[CR] UTMB 171 km 10.000m de D+

Commençons par le sas de départ de l’UTMB. Mon cœur y avait déjà battu 2 ans auparavant tandis que j’accompagnais Antoine dans sa tentative avortée. Je venais de finir la TDS et je l’aurais bien accompagné, c’est peut-être là que j’avais décidé de m’inscrire puisque j’avais les points. Cette immense émotion qui précède le départ je ne l’ai pas du tout ressentie lors de ma propre tentative. Là j’étais bien content de ne pas être trop loin dans le sas d’attente mais trop inquiet de savoir comment ça allait se passer pour profiter de l’ambiance si particulière des départs de l’UTMB. Je me demande si je n’ai pas exagéré en ne me préparant pas particulièrement pour cette épreuve. Je reçois un SMS de Martine qui me demande où je suis et je me trouve mesquin de ne pas quitter ma bonne place pour aller lui faire la bise. Des chinois resquillent en franchissant les barrières de sécurité au dernier moment, c’est pas cool, pas sportif, il n’y a pas une bonne ambiance dans ce sas de départ. Le speaker est minable, il nous demande de taper dans nos mains, c’est ridicule. Il demande aussi à ceux qui n’en sont pas à leur premier UTMB de lever leurs  mains et personne ne la lève. Pas bon signe ça, ça veut dire que personne n’est en train d’y revenir comme si cette épreuve mythique décourageait ceux qui l’avaient réussi d’y retourner. Bizarre non ?

Quand résonne la fameuse musique du départ je ne ressent aucun frisson particulier, les poils de mon échine restent de marbre. Il se pourrait que l’effet des Charriots de Feu soit mille fois plus important sur les spectateurs que sur les participants ?

En tout cas lorsque le départ est donné j’ai l’impression d’être on ne peut mieux placé. Je n’ai rien à prouver, je pars à mon rythme et alors que tout est fait pour que l’on s’emballe j’ai l’impression de partir bien tranquillement. Je suis juste bien content de ne jamais avoir l’impression d’être gêné une fois dépassé les rues piétonnes de Chamonix.

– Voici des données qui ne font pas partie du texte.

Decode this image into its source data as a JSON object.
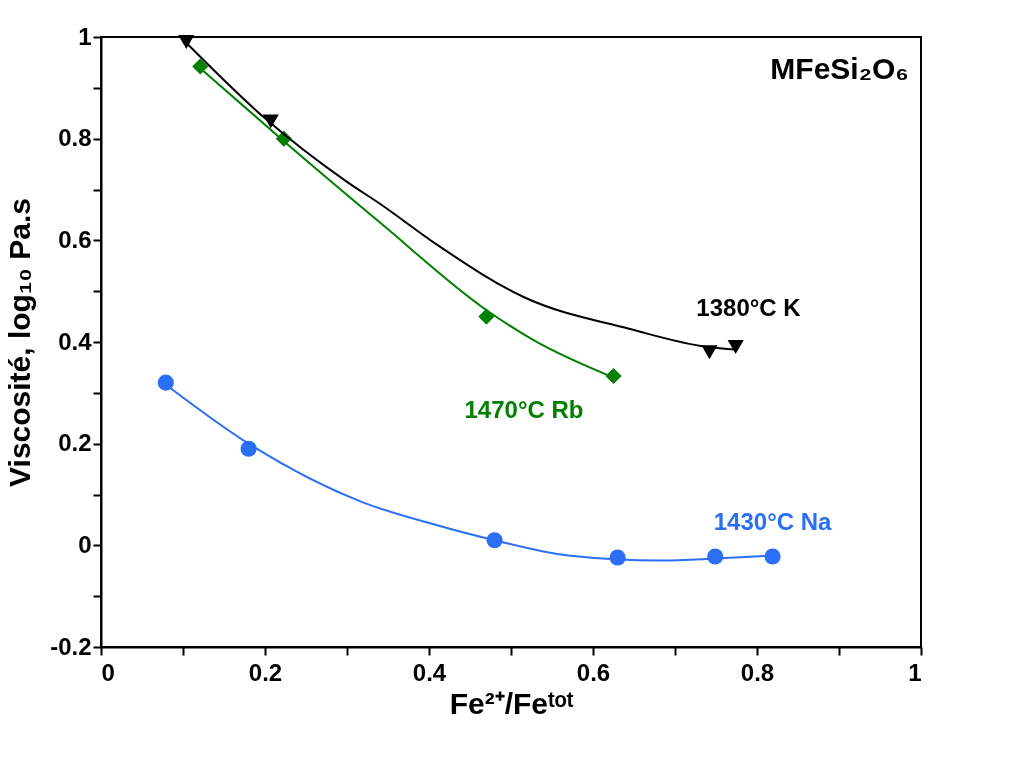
{
  "chart_data": {
    "type": "scatter",
    "xlabel": "Fe²⁺/Feᵗᵒᵗ",
    "ylabel": "Viscosité, log₁₀ Pa.s",
    "annotations": [
      "MFeSi₂O₆"
    ],
    "xlim": [
      0,
      1
    ],
    "ylim": [
      -0.2,
      1
    ],
    "xticks": [
      0,
      {
        "value": 0.1,
        "label": null
      },
      0.2,
      {
        "value": 0.3,
        "label": null
      },
      0.4,
      {
        "value": 0.5,
        "label": null
      },
      0.6,
      {
        "value": 0.7,
        "label": null
      },
      0.8,
      {
        "value": 0.9,
        "label": null
      },
      1
    ],
    "yticks": [
      -0.2,
      {
        "value": -0.1,
        "label": null
      },
      0,
      {
        "value": 0.1,
        "label": null
      },
      0.2,
      {
        "value": 0.3,
        "label": null
      },
      0.4,
      {
        "value": 0.5,
        "label": null
      },
      0.6,
      {
        "value": 0.7,
        "label": null
      },
      0.8,
      {
        "value": 0.9,
        "label": null
      },
      1
    ],
    "grid": false,
    "legend": false,
    "series": [
      {
        "name": "1380°C K",
        "marker": "triangle",
        "color": "#000000",
        "x": [
          0.104,
          0.207,
          0.742,
          0.774
        ],
        "values": [
          0.99,
          0.834,
          0.38,
          0.39
        ]
      },
      {
        "name": "1470°C Rb",
        "marker": "diamond",
        "color": "#007f00",
        "x": [
          0.121,
          0.223,
          0.47,
          0.625
        ],
        "values": [
          0.942,
          0.8,
          0.45,
          0.333
        ]
      },
      {
        "name": "1430°C Na",
        "marker": "circle",
        "color": "#2a6ff5",
        "x": [
          0.079,
          0.18,
          0.48,
          0.63,
          0.749,
          0.819
        ],
        "values": [
          0.32,
          0.19,
          0.01,
          -0.024,
          -0.022,
          -0.022
        ]
      },
      {
        "type": "line",
        "marker": "none",
        "color": "#000000",
        "x": [
          0.1,
          0.2,
          0.3,
          0.341,
          0.411,
          0.516,
          0.644,
          0.74,
          0.775
        ],
        "values": [
          0.995,
          0.84,
          0.715,
          0.671,
          0.59,
          0.488,
          0.426,
          0.39,
          0.385
        ]
      },
      {
        "type": "line",
        "marker": "none",
        "color": "#007f00",
        "x": [
          0.12,
          0.223,
          0.341,
          0.469,
          0.527,
          0.625
        ],
        "values": [
          0.94,
          0.795,
          0.634,
          0.464,
          0.404,
          0.33
        ]
      },
      {
        "type": "line",
        "marker": "none",
        "color": "#2a6ff5",
        "x": [
          0.08,
          0.18,
          0.317,
          0.411,
          0.48,
          0.57,
          0.683,
          0.75,
          0.82
        ],
        "values": [
          0.315,
          0.2,
          0.086,
          0.039,
          0.01,
          -0.02,
          -0.03,
          -0.026,
          -0.02
        ]
      }
    ]
  }
}
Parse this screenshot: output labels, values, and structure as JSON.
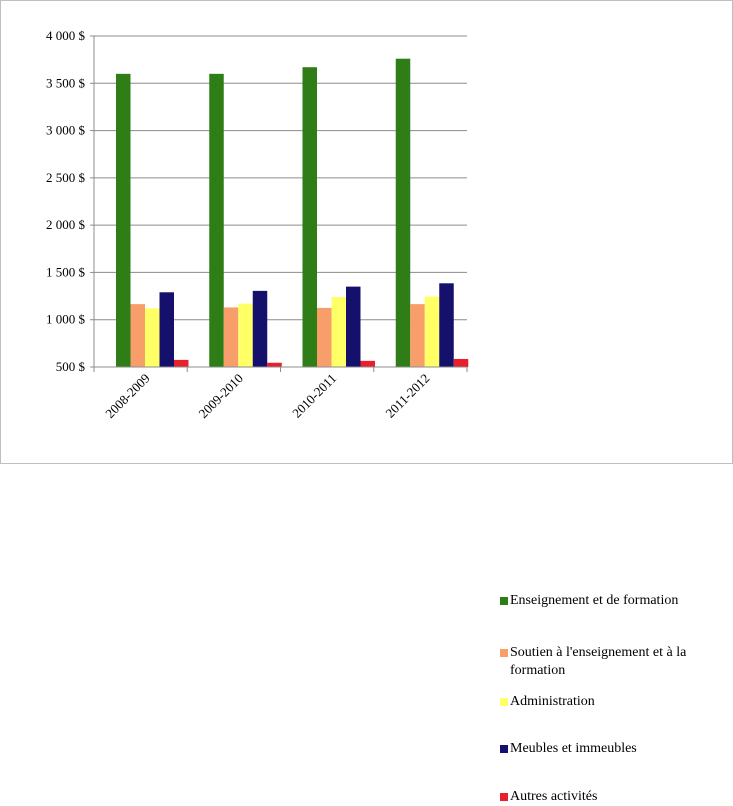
{
  "chart_data": {
    "type": "bar",
    "categories": [
      "2008-2009",
      "2009-2010",
      "2010-2011",
      "2011-2012"
    ],
    "series": [
      {
        "name": "Enseignement et de formation",
        "color": "#2e7d16",
        "values": [
          3600,
          3600,
          3670,
          3760
        ]
      },
      {
        "name": "Soutien à l'enseignement et à la formation",
        "color": "#f79e6b",
        "values": [
          1165,
          1130,
          1125,
          1165
        ]
      },
      {
        "name": "Administration",
        "color": "#ffff66",
        "values": [
          1120,
          1170,
          1240,
          1245
        ]
      },
      {
        "name": "Meubles et immeubles",
        "color": "#14106b",
        "values": [
          1290,
          1305,
          1350,
          1385
        ]
      },
      {
        "name": "Autres activités",
        "color": "#e8202e",
        "values": [
          575,
          545,
          565,
          585
        ]
      }
    ],
    "y_ticks": [
      "4 000  $",
      "3 500  $",
      "3 000  $",
      "2 500  $",
      "2 000  $",
      "1 500  $",
      "1 000  $",
      "500  $"
    ],
    "ylim": [
      500,
      4000
    ],
    "grid": true,
    "legend_position": "right"
  }
}
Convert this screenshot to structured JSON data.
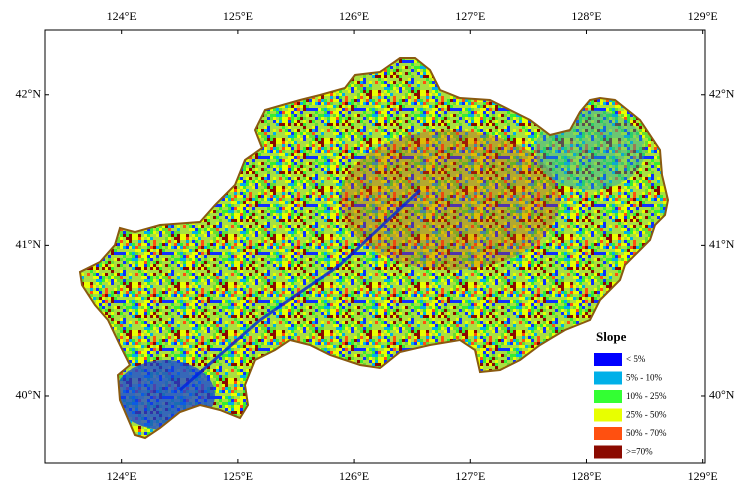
{
  "map": {
    "xlim": [
      123.34,
      129.02
    ],
    "ylim": [
      39.555,
      42.43
    ],
    "xticks": [
      {
        "value": 124,
        "label": "124°E"
      },
      {
        "value": 125,
        "label": "125°E"
      },
      {
        "value": 126,
        "label": "126°E"
      },
      {
        "value": 127,
        "label": "127°E"
      },
      {
        "value": 128,
        "label": "128°E"
      },
      {
        "value": 129,
        "label": "129°E"
      }
    ],
    "yticks": [
      {
        "value": 40,
        "label": "40°N"
      },
      {
        "value": 41,
        "label": "41°N"
      },
      {
        "value": 42,
        "label": "42°N"
      }
    ],
    "legend": {
      "title": "Slope",
      "items": [
        {
          "label": "< 5%",
          "color": "#0000ff"
        },
        {
          "label": "5% - 10%",
          "color": "#00b0e8"
        },
        {
          "label": "10% - 25%",
          "color": "#33ff33"
        },
        {
          "label": "25% - 50%",
          "color": "#e8ff00"
        },
        {
          "label": "50% - 70%",
          "color": "#ff5010"
        },
        {
          "label": ">=70%",
          "color": "#8b0a00"
        }
      ]
    }
  }
}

Dans les 8 kilomètres qui nous séparent des Houches je n’hésite pas à marcher dès que ça monte et je pense beaucoup à mon état lamentable à la fin de la TDS qui passe par le même chemin dans l’autre sens à la fin.

Aux Houches je me dis que mes collègues de chez Simond pourraient être là et je suis super content d’y reconnaître Aurélie du service qualité à laquelle je m’empresse de faire une bise. Ça m’embête encore un peu d’être vu par des relations professionnelles avec mon chapeau Thaïlandais mais enfin sur une épreuve aussi dure que celle ci il me semble finalement que les excentricité vestimentaires sont généralement perçues comme des excentricités mineures par rapport à celle de s’engager sur l’épreuve. Du coup j’ai ensuite accepté d’apparaître avec le chapeau en question et en tant que directeur de la production sur le Facebook corporate de ma boutique. Je me considère comme un tâcheron, un gars qui n’a strictement aucune aptitude particulière pour entreprendre ce genre d’aventure et il n’y a pas si longtemps j’avais même l’impression d’être un usurpateur, un gars qui affiche des grandes ambitions mais qui en est bien incapable. Depuis The Spine Challenger, finie dans des conditions incroyables j’ai au moins franchi une étape spéciale : je n’ai vraiment plus rien à prouver à personne, ma légitimité à entreprendre des défis idiots ne peut plus être contestée. Cette vidéo est fondamentale pour moi :

Encore merci Manu pour tout ces pas fait en reculant…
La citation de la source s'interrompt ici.